2. Prediction output table:
Each row in this table corresponds to one peptide binding prediction. The columns contain the allele the prediction was made for, the input sequence number (#), start position and end position of the peptide, its length, the peptide, ('method used' if IEDB recommened method is used and 'percentile rank' for both consensus and IEDB recommended), the core sequence, the predicted score and percentile rank for combinatorial library, SMM_align and Sturniolo. The table can be sorted by clicking on the table column headers.

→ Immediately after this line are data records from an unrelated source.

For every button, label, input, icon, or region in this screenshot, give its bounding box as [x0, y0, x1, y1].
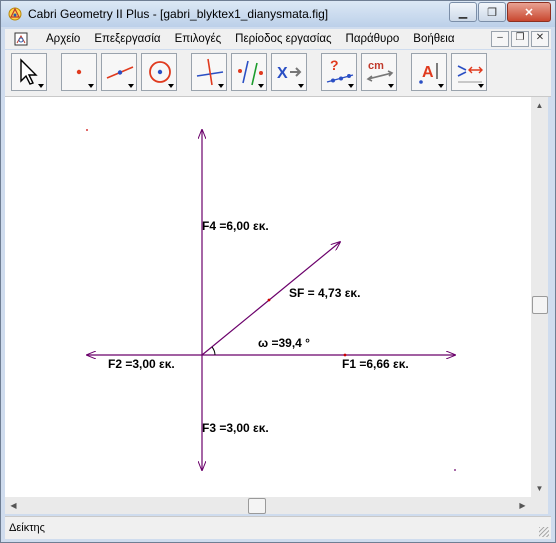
pointer-icon [20, 58, 38, 85]
pointer-tool[interactable] [11, 53, 47, 91]
transform-tool[interactable] [231, 53, 267, 91]
toolbar: X ? cm A [5, 50, 551, 97]
check-property-icon: ? [326, 57, 354, 83]
scroll-up-button[interactable]: ▲ [531, 97, 548, 114]
circle-tool[interactable] [141, 53, 177, 91]
vertical-scroll-thumb[interactable] [532, 296, 548, 314]
menu-edit[interactable]: Επεξεργασία [87, 33, 167, 45]
scroll-right-button[interactable]: ▶ [514, 497, 531, 514]
window-title: Cabri Geometry II Plus - [gabri_blyktex1… [28, 7, 329, 21]
display-icon: A [419, 63, 438, 84]
menu-window[interactable]: Παράθυρο [339, 33, 407, 45]
display-tool[interactable]: A [411, 53, 447, 91]
svg-text:?: ? [330, 57, 339, 73]
main-window: Cabri Geometry II Plus - [gabri_blyktex1… [0, 0, 556, 543]
check-property-tool[interactable]: ? [321, 53, 357, 91]
midpoint-sf[interactable] [267, 298, 271, 302]
point-tool[interactable] [61, 53, 97, 91]
scroll-left-button[interactable]: ◀ [5, 497, 22, 514]
transform-icon [238, 60, 263, 86]
doc-close-button[interactable]: ✕ [531, 31, 549, 47]
menu-options[interactable]: Επιλογές [168, 33, 229, 45]
label-f4[interactable]: F4 =6,00 εκ. [202, 219, 269, 233]
point-icon [76, 69, 82, 75]
angle-arc [211, 346, 216, 356]
drawing-canvas[interactable]: F4 =6,00 εκ. SF = 4,73 εκ. ω =39,4 ° F2 … [5, 97, 531, 497]
label-sf[interactable]: SF = 4,73 εκ. [289, 286, 360, 300]
measure-tool[interactable]: cm [361, 53, 397, 91]
doc-minimize-button[interactable]: – [491, 31, 509, 47]
close-button[interactable]: ✕ [507, 2, 551, 22]
stray-point-top[interactable] [86, 129, 88, 131]
draw-icon [457, 65, 483, 83]
status-text: Δείκτης [9, 522, 45, 534]
menu-bar: Αρχείο Επεξεργασία Επιλογές Περίοδος εργ… [5, 29, 551, 49]
draw-tool[interactable] [451, 53, 487, 91]
svg-text:X: X [277, 65, 288, 82]
circle-icon [149, 61, 171, 83]
svg-text:A: A [422, 64, 434, 81]
vector-drawing [5, 97, 531, 497]
menu-file[interactable]: Αρχείο [39, 33, 87, 45]
title-bar[interactable]: Cabri Geometry II Plus - [gabri_blyktex1… [1, 1, 555, 27]
cabri-app-icon[interactable] [7, 6, 23, 22]
macro-tool[interactable]: X [271, 53, 307, 91]
resize-grip-icon[interactable] [539, 527, 549, 537]
minimize-button[interactable]: ▁ [449, 2, 477, 22]
menu-help[interactable]: Βοήθεια [406, 33, 461, 45]
measure-icon: cm [366, 60, 394, 82]
construct-tool[interactable] [191, 53, 227, 91]
label-omega[interactable]: ω =39,4 ° [258, 336, 310, 350]
horizontal-scrollbar[interactable]: ◀ ▶ [5, 497, 531, 514]
construct-icon [196, 58, 224, 86]
label-f1[interactable]: F1 =6,66 εκ. [342, 357, 409, 371]
scrollbar-corner [531, 497, 548, 514]
label-f3[interactable]: F3 =3,00 εκ. [202, 421, 269, 435]
restore-button[interactable]: ❐ [478, 2, 506, 22]
vertical-scrollbar[interactable]: ▲ ▼ [531, 97, 548, 497]
doc-restore-button[interactable]: ❐ [511, 31, 529, 47]
line-icon [106, 66, 134, 79]
label-f2[interactable]: F2 =3,00 εκ. [108, 357, 175, 371]
line-tool[interactable] [101, 53, 137, 91]
menu-session[interactable]: Περίοδος εργασίας [228, 33, 338, 45]
scroll-down-button[interactable]: ▼ [531, 480, 548, 497]
macro-icon: X [277, 65, 302, 82]
point-f1[interactable] [343, 353, 347, 357]
stray-point-bottom[interactable] [454, 469, 456, 471]
svg-text:cm: cm [368, 60, 384, 72]
horizontal-scroll-thumb[interactable] [248, 498, 266, 514]
document-icon[interactable] [13, 31, 29, 47]
status-bar: Δείκτης [5, 516, 551, 539]
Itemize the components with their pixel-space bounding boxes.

3. Interpreting predicted results:
The predicted output is given in units of IC50nM for combinatorial library and SMM_align. Therefore a lower number indicates higher affinity. As a rough guideline, peptides with IC50values <50 nM are considered high affinity, <500 nM intermediate affinity and <5000 nM low affinity. Most known epitopes have high or intermediate affinity. Some epitopes have low affinity, but no known T-cell epitope has an IC50 value greater than 5000.

The prediction result for Sturniolo is given as raw score. Higher score indicates higher affinity.

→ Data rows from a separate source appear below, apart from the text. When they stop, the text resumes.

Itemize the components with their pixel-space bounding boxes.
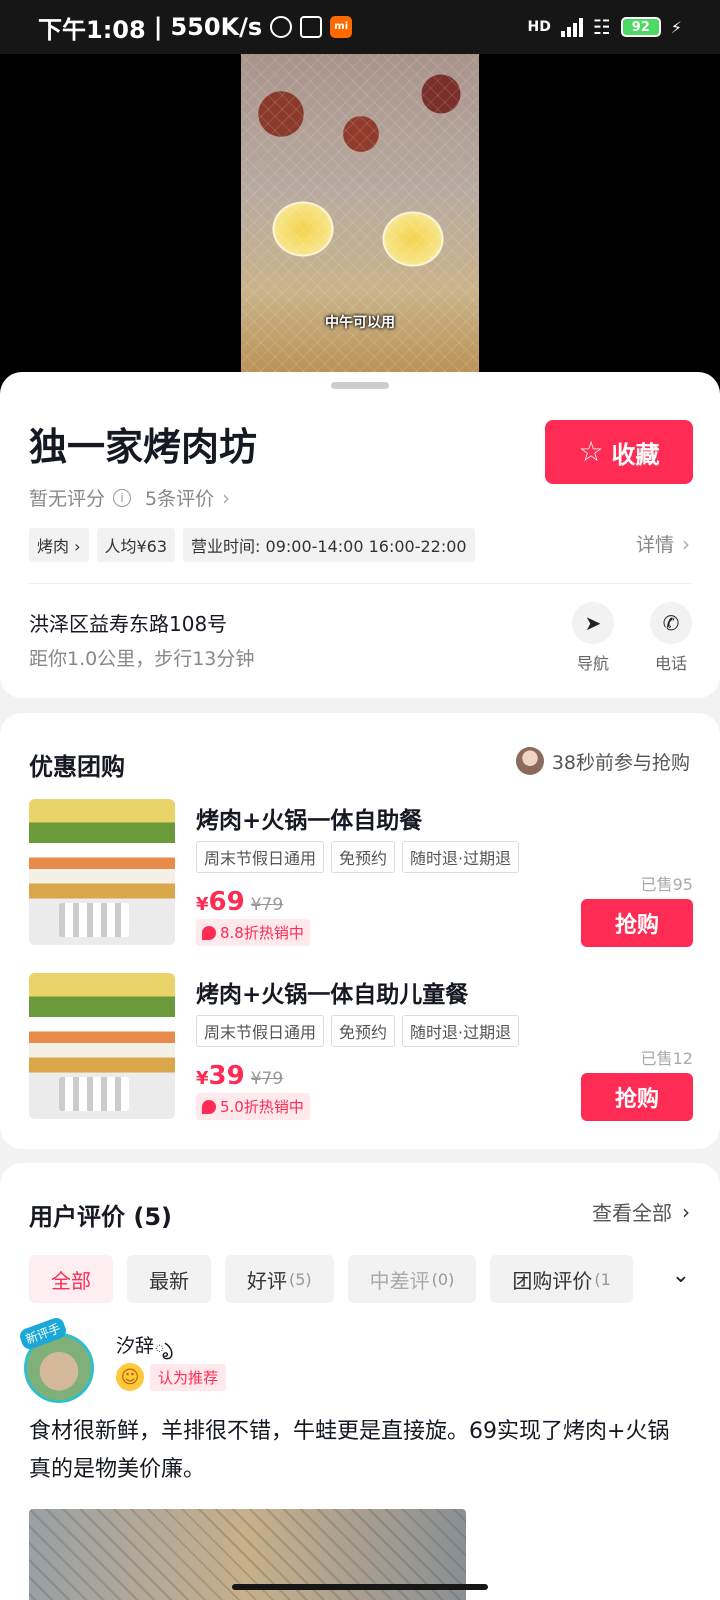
rating-text: 暂无评分 [29,488,106,510]
filter-latest[interactable]: 最新 [127,1255,211,1303]
hours-tag: 营业时间: 09:00-14:00 16:00-22:00 [183,528,475,562]
favorite-button[interactable]: ☆ 收藏 [545,420,693,484]
deal-tags: 周末节假日通用 免预约 随时退·过期退 [196,841,520,873]
deal-tag: 周末节假日通用 [196,841,325,873]
filter-all[interactable]: 全部 [29,1255,113,1303]
smiley-icon: ☺ [116,1363,144,1391]
sold-count: 已售12 [640,1049,693,1068]
favorite-label: 收藏 [611,440,660,469]
avatar [515,747,544,775]
category-tag[interactable]: 烤肉 › [29,528,89,562]
reviews-card: 用户评价 (5) 查看全部 › 全部 最新 好评 (5) 中差评 (0) 团购评价(… [0,1163,720,1600]
chevron-right-icon: › [222,485,231,510]
shop-tags: 烤肉 › 人均¥63 营业时间: 09:00-14:00 16:00-22:00 [29,528,475,562]
video-caption: 中午可以用 [325,315,395,331]
deal-tag: 免预约 [331,1015,396,1047]
deal-item[interactable]: 烤肉+火锅一体自助儿童餐 周末节假日通用 免预约 随时退·过期退 ¥39 ¥79… [29,973,693,1123]
alarm-icon [270,16,293,38]
shop-name: 独一家烤肉坊 [29,425,258,469]
status-speed: 550K/s [170,13,263,41]
see-all-link[interactable]: 查看全部 › [592,1197,690,1226]
deal-image [29,799,175,945]
shop-info-card: 独一家烤肉坊 ☆ 收藏 暂无评分 i 5条评价 › 烤肉 › 人均¥63 营业时… [0,372,720,698]
navigation-button[interactable]: ➤ 导航 [568,602,618,674]
price-row: ¥39 ¥79 [196,1061,283,1091]
video-player[interactable]: 中午可以用 [0,54,720,394]
deal-tags: 周末节假日通用 免预约 随时退·过期退 [196,1015,520,1047]
status-right: HD ☷ 92 ⚡ [527,15,682,39]
original-price: ¥79 [250,895,284,915]
status-bar: 下午1:08 | 550K/s mi HD ☷ 92 ⚡ [0,0,720,54]
deals-card: 优惠团购 38秒前参与抢购 烤肉+火锅一体自助餐 周末节假日通用 免预约 随时退… [0,713,720,1149]
buy-button[interactable]: 抢购 [581,1073,693,1121]
deal-tag: 随时退·过期退 [402,1015,520,1047]
deal-tag: 免预约 [331,841,396,873]
original-price: ¥79 [250,1069,284,1089]
deal-tag: 随时退·过期退 [402,841,520,873]
rating-row: 暂无评分 i 5条评价 › [29,484,230,511]
tag-icon [202,1099,216,1114]
buy-button[interactable]: 抢购 [581,899,693,947]
avg-price-tag: 人均¥63 [96,528,176,562]
reviewer-name[interactable]: 汐辞ృ [116,1331,173,1362]
signal-icon [560,17,583,37]
filter-groupbuy[interactable]: 团购评价 (1 [490,1255,633,1303]
promo-badge: 8.8折热销中 [196,919,310,946]
deal-name: 烤肉+火锅一体自助餐 [196,808,423,834]
deal-item[interactable]: 烤肉+火锅一体自助餐 周末节假日通用 免预约 随时退·过期退 ¥69 ¥79 8… [29,799,693,949]
price-row: ¥69 ¥79 [196,887,283,917]
review-text: 食材很新鲜，羊排很不错，牛蛙更是直接旋。69实现了烤肉+火锅真的是物美价廉。 [29,1419,670,1482]
chevron-down-icon[interactable]: ⌄ [672,1263,690,1288]
recommend-badge: ☺ 认为推荐 [116,1363,227,1391]
shop-distance: 距你1.0公里，步行13分钟 [29,648,255,670]
navigation-icon: ➤ [572,602,614,644]
battery-icon: 92 [620,17,661,37]
tag-icon [202,925,216,940]
chevron-right-icon: › [682,531,690,556]
call-button[interactable]: ✆ 电话 [646,602,696,674]
reviews-title: 用户评价 (5) [29,1203,172,1231]
deal-price: ¥69 [196,887,245,917]
detail-link[interactable]: 详情 › [636,530,690,557]
purchase-activity: 38秒前参与抢购 [515,747,690,775]
network-type: HD [527,19,551,35]
star-icon: ☆ [578,435,604,468]
home-indicator[interactable] [232,1584,488,1590]
drag-handle[interactable] [331,382,389,389]
charging-icon: ⚡ [670,17,682,37]
status-time: 下午1:08 [38,15,146,44]
deals-title: 优惠团购 [29,753,125,781]
filter-negative[interactable]: 中差评 (0) [347,1255,477,1303]
filter-positive[interactable]: 好评 (5) [225,1255,334,1303]
promo-badge: 5.0折热销中 [196,1093,310,1120]
deal-price: ¥39 [196,1061,245,1091]
sold-count: 已售95 [640,875,693,894]
nfc-icon [300,16,323,38]
divider [29,583,691,584]
video-frame: 中午可以用 [241,54,479,394]
navigation-label: 导航 [576,654,609,673]
info-icon[interactable]: i [113,488,132,507]
deal-tag: 周末节假日通用 [196,1015,325,1047]
review-filter-chips: 全部 最新 好评 (5) 中差评 (0) 团购评价 (1 [29,1255,633,1303]
call-label: 电话 [654,654,687,673]
mi-app-icon: mi [330,16,353,38]
deal-image [29,973,175,1119]
deal-name: 烤肉+火锅一体自助儿童餐 [196,982,469,1008]
shop-address: 洪泽区益寿东路108号 [29,612,228,636]
chevron-right-icon: › [682,1199,690,1224]
phone-icon: ✆ [650,602,692,644]
wifi-icon: ☷ [592,15,611,39]
reviews-link[interactable]: 5条评价 [145,484,214,511]
status-left: 下午1:08 | 550K/s mi [38,10,353,45]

For each peptide, a percentile rank for each of the three methods (combinatorial library, SMM_align and Sturniolo) is generated by comparing the peptide's score against the scores of five million random 15 mers selected from SWISSPROT database. A small numbered percentile rank indicates high affinity. The median percentile rank of the three methods were then used to generate the rank for consensus method.

4. Predicted results:
NetMHCIIpan method is used when Consensus and other methods such as SMM_align, NN_align, COMBLIB and/or Sturniolo are not available for a particular allele. However, if only one or two of these methods are available, NetMHCIIpan is used as second or third method.
5. Default prediction output table:
By default prediction result is collapsed to show only the Percentile Rank when the Consensus method is used. The table can be expanded to display the individual score of different methods used by checking box above result table.